Miasnikov, Aleksandr Federovich
Miasnikov, Aleksandr Federovich
(pseudonym of A. F. Miasnikian; another pseudonym, Martuni). Born Jan. 28 (Feb. 9), 1886, in Nakhichevan’-na-Donu, near Rostov-on-Don; died Mar. 22, 1925. Soviet state and party figure and man of letters. Member of the Communist Party from 1906.

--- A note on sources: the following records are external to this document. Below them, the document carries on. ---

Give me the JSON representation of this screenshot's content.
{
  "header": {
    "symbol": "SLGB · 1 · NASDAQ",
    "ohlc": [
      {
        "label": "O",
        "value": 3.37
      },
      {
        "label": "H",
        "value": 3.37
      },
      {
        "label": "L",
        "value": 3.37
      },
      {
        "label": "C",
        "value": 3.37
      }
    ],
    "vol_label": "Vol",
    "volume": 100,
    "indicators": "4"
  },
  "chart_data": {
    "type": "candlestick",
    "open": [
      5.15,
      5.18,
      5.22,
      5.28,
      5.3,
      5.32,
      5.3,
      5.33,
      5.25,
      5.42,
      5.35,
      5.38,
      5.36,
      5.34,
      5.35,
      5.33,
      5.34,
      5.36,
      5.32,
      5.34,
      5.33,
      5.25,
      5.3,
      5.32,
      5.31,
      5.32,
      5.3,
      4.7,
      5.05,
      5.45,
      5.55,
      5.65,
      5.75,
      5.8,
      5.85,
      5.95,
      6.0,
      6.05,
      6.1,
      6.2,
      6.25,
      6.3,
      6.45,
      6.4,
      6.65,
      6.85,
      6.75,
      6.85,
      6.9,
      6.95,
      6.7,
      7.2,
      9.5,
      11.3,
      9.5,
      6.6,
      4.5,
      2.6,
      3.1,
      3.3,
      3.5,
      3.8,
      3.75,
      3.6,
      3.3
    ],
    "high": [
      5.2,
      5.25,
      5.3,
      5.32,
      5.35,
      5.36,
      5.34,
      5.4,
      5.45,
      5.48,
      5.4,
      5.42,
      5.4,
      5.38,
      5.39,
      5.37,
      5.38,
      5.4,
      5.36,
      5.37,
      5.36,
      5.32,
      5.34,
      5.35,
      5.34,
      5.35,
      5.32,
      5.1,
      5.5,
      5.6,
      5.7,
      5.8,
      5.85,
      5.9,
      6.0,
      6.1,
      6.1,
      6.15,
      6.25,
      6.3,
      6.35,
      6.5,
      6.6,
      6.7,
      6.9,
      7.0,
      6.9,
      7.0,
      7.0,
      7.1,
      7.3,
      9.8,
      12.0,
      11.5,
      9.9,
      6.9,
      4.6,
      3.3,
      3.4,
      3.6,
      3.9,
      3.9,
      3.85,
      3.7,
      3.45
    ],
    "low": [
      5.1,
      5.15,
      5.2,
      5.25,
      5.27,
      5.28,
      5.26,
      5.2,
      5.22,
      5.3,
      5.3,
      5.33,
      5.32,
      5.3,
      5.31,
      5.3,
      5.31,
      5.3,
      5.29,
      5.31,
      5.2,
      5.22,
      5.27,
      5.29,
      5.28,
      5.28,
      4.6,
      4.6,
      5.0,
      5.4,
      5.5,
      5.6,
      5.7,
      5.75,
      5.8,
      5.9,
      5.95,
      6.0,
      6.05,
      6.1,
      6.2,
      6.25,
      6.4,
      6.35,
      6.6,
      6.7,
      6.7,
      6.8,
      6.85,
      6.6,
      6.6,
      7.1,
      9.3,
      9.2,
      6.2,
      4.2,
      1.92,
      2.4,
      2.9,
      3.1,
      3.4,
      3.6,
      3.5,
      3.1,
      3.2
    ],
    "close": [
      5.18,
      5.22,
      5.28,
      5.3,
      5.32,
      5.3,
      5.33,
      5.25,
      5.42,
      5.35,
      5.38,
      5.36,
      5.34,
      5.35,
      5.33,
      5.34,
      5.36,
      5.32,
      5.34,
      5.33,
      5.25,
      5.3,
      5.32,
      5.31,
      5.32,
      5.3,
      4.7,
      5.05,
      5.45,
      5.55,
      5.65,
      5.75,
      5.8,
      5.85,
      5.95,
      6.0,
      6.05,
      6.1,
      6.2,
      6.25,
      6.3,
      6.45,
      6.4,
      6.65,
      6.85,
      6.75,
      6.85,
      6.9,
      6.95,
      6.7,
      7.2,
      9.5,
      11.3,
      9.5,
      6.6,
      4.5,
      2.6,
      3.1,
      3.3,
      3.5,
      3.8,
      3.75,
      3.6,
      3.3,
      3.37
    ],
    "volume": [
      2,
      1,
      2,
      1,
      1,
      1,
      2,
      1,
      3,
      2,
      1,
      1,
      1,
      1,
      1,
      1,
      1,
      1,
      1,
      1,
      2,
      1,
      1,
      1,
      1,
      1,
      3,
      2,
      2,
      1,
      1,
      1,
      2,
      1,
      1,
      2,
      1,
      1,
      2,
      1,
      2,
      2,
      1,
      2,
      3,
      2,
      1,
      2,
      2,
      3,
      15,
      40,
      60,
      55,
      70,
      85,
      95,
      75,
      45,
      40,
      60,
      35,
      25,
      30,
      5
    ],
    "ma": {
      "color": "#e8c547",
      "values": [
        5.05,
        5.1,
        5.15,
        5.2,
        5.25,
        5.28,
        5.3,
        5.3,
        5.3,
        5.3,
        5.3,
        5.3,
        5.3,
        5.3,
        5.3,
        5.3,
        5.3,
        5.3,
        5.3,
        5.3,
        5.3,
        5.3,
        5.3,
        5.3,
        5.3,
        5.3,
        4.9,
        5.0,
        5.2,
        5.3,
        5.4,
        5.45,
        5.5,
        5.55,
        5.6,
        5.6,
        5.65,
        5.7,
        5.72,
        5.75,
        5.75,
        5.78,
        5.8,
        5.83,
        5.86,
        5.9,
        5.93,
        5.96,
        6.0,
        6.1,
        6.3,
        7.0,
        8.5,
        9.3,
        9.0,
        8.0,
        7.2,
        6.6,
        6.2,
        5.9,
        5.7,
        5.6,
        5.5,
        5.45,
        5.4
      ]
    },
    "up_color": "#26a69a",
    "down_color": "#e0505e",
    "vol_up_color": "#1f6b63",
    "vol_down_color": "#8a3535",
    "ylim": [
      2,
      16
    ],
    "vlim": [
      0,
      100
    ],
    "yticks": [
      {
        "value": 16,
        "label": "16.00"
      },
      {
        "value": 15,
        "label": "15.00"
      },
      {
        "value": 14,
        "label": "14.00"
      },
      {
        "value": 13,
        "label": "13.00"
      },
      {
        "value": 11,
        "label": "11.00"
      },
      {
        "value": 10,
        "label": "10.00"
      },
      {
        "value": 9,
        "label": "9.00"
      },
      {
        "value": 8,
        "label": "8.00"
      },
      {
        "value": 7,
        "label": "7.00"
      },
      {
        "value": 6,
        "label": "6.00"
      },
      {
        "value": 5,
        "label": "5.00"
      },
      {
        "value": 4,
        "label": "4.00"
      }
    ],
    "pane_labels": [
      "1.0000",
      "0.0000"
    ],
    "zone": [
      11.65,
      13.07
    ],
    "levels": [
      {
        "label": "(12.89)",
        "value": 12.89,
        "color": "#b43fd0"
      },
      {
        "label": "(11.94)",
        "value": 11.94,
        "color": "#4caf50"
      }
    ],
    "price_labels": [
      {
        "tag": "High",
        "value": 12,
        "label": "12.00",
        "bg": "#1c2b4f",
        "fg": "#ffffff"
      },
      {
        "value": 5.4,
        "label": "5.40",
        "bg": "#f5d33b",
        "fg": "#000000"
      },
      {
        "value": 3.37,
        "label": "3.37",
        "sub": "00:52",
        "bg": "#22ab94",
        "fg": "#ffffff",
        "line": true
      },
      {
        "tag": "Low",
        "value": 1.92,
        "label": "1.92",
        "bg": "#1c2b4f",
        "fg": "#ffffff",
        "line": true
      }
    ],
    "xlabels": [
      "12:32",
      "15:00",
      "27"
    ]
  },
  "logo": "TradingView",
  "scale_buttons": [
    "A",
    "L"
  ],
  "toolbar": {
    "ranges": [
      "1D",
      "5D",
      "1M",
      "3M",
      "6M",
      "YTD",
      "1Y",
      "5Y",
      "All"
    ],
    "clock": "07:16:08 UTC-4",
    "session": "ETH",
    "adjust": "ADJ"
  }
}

The son of a small merchant, Miasnikov graduated from the law faculty of Moscow University in 1911. As a Gymnasium student in Nakhichevan’ and later in Moscow he was active in clandestine groups from 1901, joining the revolutionary movement in 1904. In 1906 he was arrested and exiled to Baku, where he continued to work for the revolutionary cause. Between 1912 and 1914, Miasnikov was an assistant to an attorney at law in Moscow and engaged in literary and propaganda activity. Drafted into the army in 1914, he conducted revolutionary propaganda among the soldiers. After the February Revolution of 1917 he became a member of the frontline committee of the Western Front and was one of the organizers and editors of the Bolshevik newspaper Zvezda (Star) in Minsk. Miasnikov was a delegate to the Sixth Congress of the RSDLP (Bolshevik), where he gave a report on the situation at the Western Front. In September 1917 he became chairman of the Northwestern Regional Committee of the RSDLP(B), and in October he joined the Military Revolutionary Committee of the Western Region. At the congress of deputies from the armies of the Western Front, held in November 1917, Miasnikov was elected front commander and for a time served as supreme commander. In the spring of 1918 he was commander of the Volga Front against the White Czechs. In early 1919 he was made chairman of the Central Executive Committee of Byelorussia and chairman of the Central Bureau of the Byelorussian Communist Party (Bolshevik). From 1919 to 1921 he was a military organizer attached to the Moscow Committee of the RCP (Bolshevik) and later secretary of the Moscow Committee. In 1920 he was appointed chief of the Political Directorate of the Western Front.
In 1921, Miasnikov became chairman of the Council of People’s Commissars and people’s commissar for military affairs of the Armenian SSR, concurrently serving as deputy chairman of the Council of People’s Commissars of the Transcaucasian Socialist Federated Soviet Republic. He was also a member of the Caucasian Bureau of the Central Committee of the RCP(B). In 1922 he became chairman of the Union Council of the Transcaucasian soviet republic and later first secretary of the Transcaucasian Krai Committee of the RCP(B). While holding these positions, Miasnikov was editor of the newspaper Zaria Vostoka (Dawn of the East), a member of the Military Revolutionary Council of the USSR, and a member of the Presidium of the Central Executive Committee of the USSR. He was elected a candidate member of the Central Committee of the RCP(B) at the Twelfth and Thirteenth Congresses.
Miasnikov wrote a number of works on the theory of Marxism-Leninism, the history of the revolutionary movement, and Armenian literature. In 1906 he began writing theater reviews. His article “Mikael Nalbandian” (1910) was the first Marxist study of the Armenian revolutionary democrat. Miasnikov also wrote pamphlets on such classics of Armenian poetry as I. Ioannisian, A. Tsaturian, and O. Tumanian. Consistently defending the Leninist principle of party-mindedness (partiinost’) in literature, Miasnikov sharply criticized apolitical and nonideological approaches to literature and the bourgeois theory of “art for art’s sake” in his articles “Philanthropy and Its Lackeys” (1912), “Awakening” (1914), and “Iu. Aikhenval’d’s Poets and Poetesses” (1922). He died in an airplane crash and was buried in Tbilisi.
WORKS
Izbr. proizv. Yerevan, 1965. (Translated from Armenian).REFERENCES
Mnatsakanian, A. N. A. Miasnikov, Yerevan, 1957.Salin, L. “Zhizn’, otdannaia narodu.” In Soldaty partit. Moscow, 1971.